Non per me. In Testa o croce parlo dello sradicamento. Un sentimento che io provai quando da ragazzo ci trasferimmo a Forte dei Marmi. Per me fu un trauma. Da quel momento in nessun posto ho mai più avuto la sensazione di sentirmi a casa. Con lo spirito io sono sempre lì a Roncocesi. In Tempo al tempo termino la canzone con una frase in dialetto reggiano, come trent’anni fa in Diamante con mia nonna che grida: Delmo, Delmo, vin’ a ca’. Il dialetto è la lingua dell’anima e della mia infanzia. Un altro valore che si sta perdendo con la scomparsa della civiltà contadina. Al suo posto ora abbiamo i social e l’apparenza al posto dell’autenticità.

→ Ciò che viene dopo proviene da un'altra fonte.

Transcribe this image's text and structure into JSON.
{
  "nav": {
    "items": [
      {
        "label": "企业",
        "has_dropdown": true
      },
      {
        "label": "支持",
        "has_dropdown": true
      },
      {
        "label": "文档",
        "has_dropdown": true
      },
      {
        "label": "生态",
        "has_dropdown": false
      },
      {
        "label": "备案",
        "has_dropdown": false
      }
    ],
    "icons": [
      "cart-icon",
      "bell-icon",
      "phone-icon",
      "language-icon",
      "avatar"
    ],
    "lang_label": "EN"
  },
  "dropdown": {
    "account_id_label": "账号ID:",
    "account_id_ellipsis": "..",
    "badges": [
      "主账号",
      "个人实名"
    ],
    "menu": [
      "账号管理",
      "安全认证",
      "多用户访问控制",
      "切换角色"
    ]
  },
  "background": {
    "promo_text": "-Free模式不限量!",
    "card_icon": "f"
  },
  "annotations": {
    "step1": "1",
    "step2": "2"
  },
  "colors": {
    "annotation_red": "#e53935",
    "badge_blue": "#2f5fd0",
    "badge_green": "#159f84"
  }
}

Perché ce l’ha tanto con i social?
Perché hanno portato grande solitudine, non c’è più il contatto umano personale e diretto. È in gioco la relazione. Fa credere di rendere liberi quando invece condiziona sempre più i ragazzi. Non è certo la libertà di cui canto in Freedom. Nel video c’è un cavallo, che rievoca il cartoon Spirit in cui cantavo io, che cercano di domare anche con le cattive. Ma c’è la purezza di una ragazzina che capisce meglio di tutti che non si può recintare uno spirito libero. E così lo aiuta a scappare finché non si riunisce al suo branco per essere veramente libero.

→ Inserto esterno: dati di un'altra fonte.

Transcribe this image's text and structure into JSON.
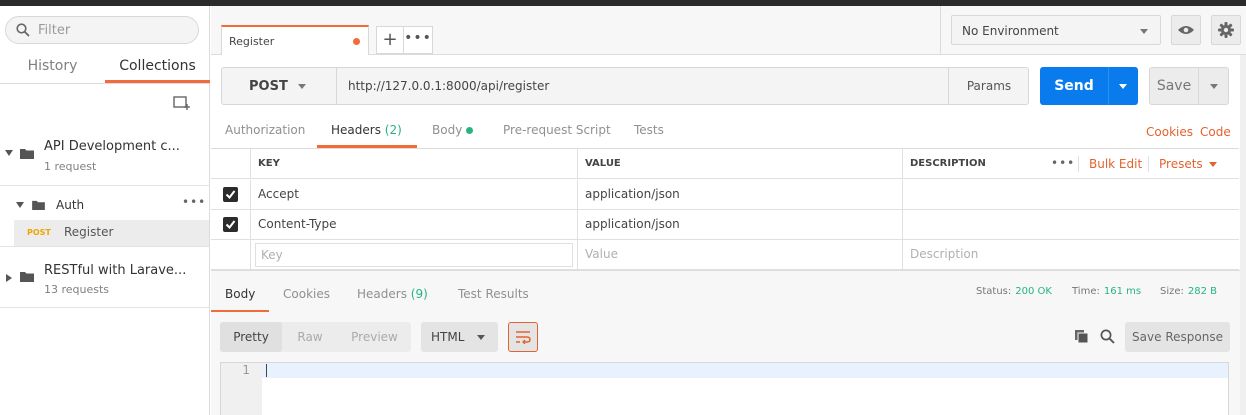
{
  "sidebar": {
    "search_placeholder": "Filter",
    "tabs": [
      {
        "label": "History"
      },
      {
        "label": "Collections"
      }
    ],
    "active_tab": "Collections",
    "collections": [
      {
        "name": "API Development c...",
        "sub": "1 request"
      },
      {
        "name": "RESTful with Larave...",
        "sub": "13 requests"
      }
    ],
    "folder": {
      "name": "Auth",
      "more": "•••"
    },
    "request": {
      "method": "POST",
      "name": "Register"
    }
  },
  "tabs": {
    "request_tab": "Register",
    "add": "+",
    "more": "•••"
  },
  "environment": {
    "selected": "No Environment"
  },
  "request": {
    "method": "POST",
    "url": "http://127.0.0.1:8000/api/register",
    "params_label": "Params",
    "send_label": "Send",
    "save_label": "Save"
  },
  "request_tabs": {
    "authorization": "Authorization",
    "headers": "Headers",
    "headers_count": "(2)",
    "body": "Body",
    "prerequest": "Pre-request Script",
    "tests": "Tests",
    "cookies": "Cookies",
    "code": "Code"
  },
  "headers_table": {
    "columns": {
      "key": "KEY",
      "value": "VALUE",
      "description": "DESCRIPTION"
    },
    "more": "•••",
    "bulk_edit": "Bulk Edit",
    "presets": "Presets",
    "rows": [
      {
        "key": "Accept",
        "value": "application/json",
        "checked": true
      },
      {
        "key": "Content-Type",
        "value": "application/json",
        "checked": true
      }
    ],
    "placeholders": {
      "key": "Key",
      "value": "Value",
      "description": "Description"
    }
  },
  "response": {
    "tabs": {
      "body": "Body",
      "cookies": "Cookies",
      "headers": "Headers",
      "headers_count": "(9)",
      "test_results": "Test Results"
    },
    "status_label": "Status:",
    "status_value": "200 OK",
    "time_label": "Time:",
    "time_value": "161 ms",
    "size_label": "Size:",
    "size_value": "282 B",
    "formats": {
      "pretty": "Pretty",
      "raw": "Raw",
      "preview": "Preview"
    },
    "language": "HTML",
    "save_response": "Save Response",
    "line_number": "1"
  },
  "colors": {
    "accent": "#f26b3a",
    "send": "#097bed",
    "success": "#26b47f",
    "post_method": "#f0a400"
  }
}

Una ragazzina come Greta...
Sì, può far pensare a lei. Io sono molto contento che Greta abbia generato questo effetto domino per cui i ragazzi finalmente tornano in piazza per qualcosa di importante per il loro futuro. Questi nostri ragazzi mi fanno molta tenerezza perché li vedo fragili. E lo dico perché anch’io ho un figlio di vent’anni. Non hanno ideali, non hanno progetti da inseguire, non hanno hobby, sono in generali tutti un po’ persi. Forse hanno troppo benessere o forse gli abbiamo tolto i sogni. E anche le canzoni.

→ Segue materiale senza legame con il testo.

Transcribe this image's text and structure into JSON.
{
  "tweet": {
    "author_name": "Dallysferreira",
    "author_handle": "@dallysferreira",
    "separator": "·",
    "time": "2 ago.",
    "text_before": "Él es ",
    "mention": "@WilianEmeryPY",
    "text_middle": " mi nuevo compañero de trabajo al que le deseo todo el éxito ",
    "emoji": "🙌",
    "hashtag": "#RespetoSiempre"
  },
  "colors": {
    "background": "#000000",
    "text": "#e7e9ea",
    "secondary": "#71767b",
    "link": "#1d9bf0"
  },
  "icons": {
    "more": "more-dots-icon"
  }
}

Come canta ne La canzone che se ne va...
È un inno alla canzone, che non ha padroni, fa soffrire, ritorna e si eleva dentro di te. La forza di una canzone è che ognuno ne fa quello che vuole. L’autore non ne è più il padrone, la canzone è libera. Può essere anche un mare in tempesta, ma alla fine la canzone fa luce e qualche volta dà persino speranza. Oggi però stiamo perdendo anche questo ultimo faro. Io ancora adesso quando sono un po’ giù di corda e malinconico riascolto le canzoni che mi hanno formato: mi ridanno gioia e serenità. È anche questo un ritorno a casa, la mia casa interiore. I ragazzi ora hanno soprattutto il rap e la trap. Ma sono talmente tante le parole che si confonde tutto e temo che alla fine non rimanga niente. Si consumano, come tutto in questi tempi schiavi della velocità.